Incorporating mindfulness into your busy lives brings peace of mind and body
By Angela Wilson
It only took 10,000 years or so, but the ancient principles of mindful meditation are finally being embraced by mainstream society as a means to cope with everyday stress, appreciate each moment and stay emotionally and physically healthy. No longer the seemingly secret domain of those who sat in lotus positions chanting their mantras, people from all walks of life are incorporating the basic tools of mindfulness into their busy lives.
Mindfulness isn’t a complex concept. As described by one leading teacher, mindfulness is simply being aware of what’s happening right now without wishing it were different. It’s enjoying the pleasant without holding on when it changes (which it will). It’s being with the unpleasant without fearing it will always be this way (which it won’t). Mindfulness is the ability to pay total attention to the present moment with nonjudgmental awareness, taking the good with the bad, and moving forward.
While simple in practice, the physical, cognitive and emotional benefits of mindfulness can be quite beneficial. Physically, mindfulness meditation has been shown to reduce blood pressure and helps to activate our relaxation response. Cognitively, it has been shown to boost attention and reduce the tendency to become stuck or preoccupied with every little twist and turn in life. Emotionally, mindfulness improves resilience to stress and helps control impulsive reactions.
One good metaphor for the way mindfulness works is like that of the gas and brake pedals in your car. Our inclination these days is to step on the gas and drive our lives at 100 miles per hour, never braking until it’s time to go bed, at which point it’s impossible to decelerate. By consciously practicing some simple mindfulness techniques during the day, we put the brakes on stress, are more likely to enjoy the ride and leave some extra fuel in our tanks.
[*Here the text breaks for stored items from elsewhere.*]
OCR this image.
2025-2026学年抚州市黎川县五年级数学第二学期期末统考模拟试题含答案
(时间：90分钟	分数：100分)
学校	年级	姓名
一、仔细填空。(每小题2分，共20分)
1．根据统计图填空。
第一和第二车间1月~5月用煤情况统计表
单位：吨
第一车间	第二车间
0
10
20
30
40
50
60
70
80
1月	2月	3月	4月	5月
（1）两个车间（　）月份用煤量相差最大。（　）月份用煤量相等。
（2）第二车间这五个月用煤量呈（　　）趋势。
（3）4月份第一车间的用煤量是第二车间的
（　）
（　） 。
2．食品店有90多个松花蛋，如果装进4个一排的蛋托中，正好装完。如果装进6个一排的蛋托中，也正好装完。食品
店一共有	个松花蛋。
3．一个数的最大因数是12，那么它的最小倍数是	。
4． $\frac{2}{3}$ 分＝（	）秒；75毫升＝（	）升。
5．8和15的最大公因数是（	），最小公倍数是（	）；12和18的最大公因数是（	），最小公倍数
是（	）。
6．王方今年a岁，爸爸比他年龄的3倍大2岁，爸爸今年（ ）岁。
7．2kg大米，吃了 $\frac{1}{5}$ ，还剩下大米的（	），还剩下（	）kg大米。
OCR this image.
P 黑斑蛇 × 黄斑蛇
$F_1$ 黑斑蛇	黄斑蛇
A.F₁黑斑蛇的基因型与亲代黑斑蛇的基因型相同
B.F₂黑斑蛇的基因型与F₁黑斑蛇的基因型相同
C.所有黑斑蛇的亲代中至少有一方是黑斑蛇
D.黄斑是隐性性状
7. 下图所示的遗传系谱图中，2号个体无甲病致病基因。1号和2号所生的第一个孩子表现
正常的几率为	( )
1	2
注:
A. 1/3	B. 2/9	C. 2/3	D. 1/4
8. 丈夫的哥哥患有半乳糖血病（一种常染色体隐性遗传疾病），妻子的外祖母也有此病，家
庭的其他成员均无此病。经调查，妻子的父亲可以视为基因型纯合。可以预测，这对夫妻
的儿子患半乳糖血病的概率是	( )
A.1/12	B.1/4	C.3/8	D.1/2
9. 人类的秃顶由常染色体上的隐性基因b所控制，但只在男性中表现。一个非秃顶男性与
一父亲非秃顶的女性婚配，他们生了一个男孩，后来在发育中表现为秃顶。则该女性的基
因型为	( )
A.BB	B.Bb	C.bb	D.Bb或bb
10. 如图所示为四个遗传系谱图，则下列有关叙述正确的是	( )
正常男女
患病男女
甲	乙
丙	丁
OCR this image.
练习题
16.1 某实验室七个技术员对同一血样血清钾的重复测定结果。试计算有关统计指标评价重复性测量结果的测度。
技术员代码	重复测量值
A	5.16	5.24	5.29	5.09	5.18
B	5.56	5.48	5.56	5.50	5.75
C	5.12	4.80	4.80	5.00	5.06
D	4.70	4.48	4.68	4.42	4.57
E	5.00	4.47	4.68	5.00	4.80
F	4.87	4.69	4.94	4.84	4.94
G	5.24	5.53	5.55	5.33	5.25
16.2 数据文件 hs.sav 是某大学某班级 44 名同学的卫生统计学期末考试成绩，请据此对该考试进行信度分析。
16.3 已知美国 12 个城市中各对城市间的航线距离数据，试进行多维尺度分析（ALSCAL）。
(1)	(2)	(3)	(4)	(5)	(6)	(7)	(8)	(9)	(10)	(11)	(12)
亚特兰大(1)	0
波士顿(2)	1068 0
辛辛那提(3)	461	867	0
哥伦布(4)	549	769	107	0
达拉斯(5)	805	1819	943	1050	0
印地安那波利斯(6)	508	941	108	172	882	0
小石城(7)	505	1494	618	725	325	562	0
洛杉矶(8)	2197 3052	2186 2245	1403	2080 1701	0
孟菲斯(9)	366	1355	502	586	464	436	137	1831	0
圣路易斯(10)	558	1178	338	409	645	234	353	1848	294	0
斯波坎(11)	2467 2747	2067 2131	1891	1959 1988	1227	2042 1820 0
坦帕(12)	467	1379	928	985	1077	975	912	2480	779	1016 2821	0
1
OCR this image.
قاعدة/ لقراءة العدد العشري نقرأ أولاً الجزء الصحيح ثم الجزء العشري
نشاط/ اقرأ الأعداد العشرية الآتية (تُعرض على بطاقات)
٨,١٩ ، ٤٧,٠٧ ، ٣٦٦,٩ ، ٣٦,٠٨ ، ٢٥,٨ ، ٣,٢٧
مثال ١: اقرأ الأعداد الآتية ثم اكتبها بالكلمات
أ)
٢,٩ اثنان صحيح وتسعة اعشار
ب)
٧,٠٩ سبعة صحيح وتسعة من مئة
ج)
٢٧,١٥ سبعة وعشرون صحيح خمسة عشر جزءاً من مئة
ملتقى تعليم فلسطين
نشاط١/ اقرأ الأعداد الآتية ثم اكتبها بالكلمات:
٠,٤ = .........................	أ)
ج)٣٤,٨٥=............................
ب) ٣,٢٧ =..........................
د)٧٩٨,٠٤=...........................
A few easy mindfulness exercises you can build into your daily schedule:
Breathing to Relax: This is something you can do no matter where you are – at your desk, in a meeting or somewhere else on the job. No one needs to know. Inhale slowly for a count of four. Exhale for a count of six to eight. Repeat five or six times. You may quickly notice how this breathing technique helps you feel more relaxed.
Practice the Pause Meditation: Pausing during your day can help reduce stress and increase focus. One easy way is while washing your hands. Feel the water on your hands. Notice its temperature, texture and speed of flow. Feel the soap, smell it, notice your hands being cleansed. Take a few deep breaths.
Release tension from your hips: Using a chair, it only takes a few minutes. In a sitting position, lean forward slightly, place the ankle of one leg onto the knee of the other leg and lightly stretch. Switch to the other side. A variation, sitting forward more, is to extend your leg, heel on floor, and stretch.
Mindful Eating: Before you begin your meal, take a moment to look at and smell your food. Eat slowly and really taste each bite. Try eating in a quiet space without a lot of distractions like TV or the internet. Give thanks.
Mindful E-Mailing: Create boundaries and rules around the amount of time you spend on e-mails, as well as the time of day you are e-mailing. Be conscious of the tone and wording of your e-mails, resisting the impulse to fire off an e-mail in the heat of the moment.
Just a few touches of mindfulness practice each day become a powerful personal investment in our physical, mental, and emotional health.
Angela Wilson is a licensed mental health counselor and health educator with Berkshire Health Systems.